The bulk of the book tells the story of how Chiang Kai Shek and the Soong sisters, one of whom he married, together with his brother-in-law, T V Soong, “lost” China and fooled America into believing that by supporting Chiang, they had a puppet they could manipulate. America was taken in by a combination of factors – that Chiang and the Soongs were graduates from American universities (Chiang was from Harvard) and became Southern Baptists (an important factor to Christian America – it was fervent in its zeal to spread its Christian religion to the Chinese peasants), Chiang’s dishonesty, his sister-in-law’s cunning, the popularity of Pearl Buck’s book The Good Earth, America’s ignorance of China and the Chinese, and lastly, America’s own “China Lobby” consisting of top aides of President Franklin Roosevelt who believed that Chiang would beat the Japanese and also the communists. Billions of dollars were given to Chiang’s “New China.”
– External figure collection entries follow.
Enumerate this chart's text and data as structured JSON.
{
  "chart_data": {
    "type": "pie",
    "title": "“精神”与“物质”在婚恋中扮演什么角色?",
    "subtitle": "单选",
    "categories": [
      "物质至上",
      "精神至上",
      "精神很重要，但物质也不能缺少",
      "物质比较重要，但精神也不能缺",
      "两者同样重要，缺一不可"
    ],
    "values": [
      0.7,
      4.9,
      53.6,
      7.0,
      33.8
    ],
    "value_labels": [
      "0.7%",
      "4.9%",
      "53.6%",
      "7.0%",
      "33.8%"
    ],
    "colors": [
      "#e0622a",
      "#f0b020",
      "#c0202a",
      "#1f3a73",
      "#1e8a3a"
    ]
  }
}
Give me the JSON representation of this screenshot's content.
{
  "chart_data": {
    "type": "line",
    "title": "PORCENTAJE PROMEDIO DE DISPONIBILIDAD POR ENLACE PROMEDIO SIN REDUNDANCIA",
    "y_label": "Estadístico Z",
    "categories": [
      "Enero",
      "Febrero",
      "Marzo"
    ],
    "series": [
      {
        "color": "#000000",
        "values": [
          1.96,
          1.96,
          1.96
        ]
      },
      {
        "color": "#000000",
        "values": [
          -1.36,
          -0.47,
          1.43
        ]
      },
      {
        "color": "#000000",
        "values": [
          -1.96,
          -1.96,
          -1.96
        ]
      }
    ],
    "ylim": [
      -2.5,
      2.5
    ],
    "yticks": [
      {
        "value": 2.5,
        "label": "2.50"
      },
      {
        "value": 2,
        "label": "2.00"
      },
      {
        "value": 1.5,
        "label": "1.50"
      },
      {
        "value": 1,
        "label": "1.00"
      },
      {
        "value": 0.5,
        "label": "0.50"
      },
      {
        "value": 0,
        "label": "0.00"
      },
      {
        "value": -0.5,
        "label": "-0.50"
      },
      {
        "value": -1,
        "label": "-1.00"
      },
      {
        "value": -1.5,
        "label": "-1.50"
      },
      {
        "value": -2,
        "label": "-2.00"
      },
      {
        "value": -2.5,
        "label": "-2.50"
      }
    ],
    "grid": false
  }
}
There is little that is conceptually new in the book, but it contains much detail that was new. Bradley is somewhat uneven, focusing too much on the China Lobby and Chiang and paying too little attention to others who played important roles in these dramas, such as Josef Stalin, Mao Zedong, the Japanese leaders, Ho Chi Minh, Korea’s leaders, and others.

Bradley makes the somewhat simplistic case for how we could have avoided WW II through continued sale of oil and other raw materials to Japan. There is also a tremendous obliviousness to Chairman Mao Zedong’s monstrosities and the 80 million Chinese murdered by Mao do not get a mention.

The faults aside, Bradley’s book is an excellent study of the intricacies and complexity of foreign policy analysis, to wit, that foreign policy is not a monolithic force controlled in a country’s capitol nor solely by its leader.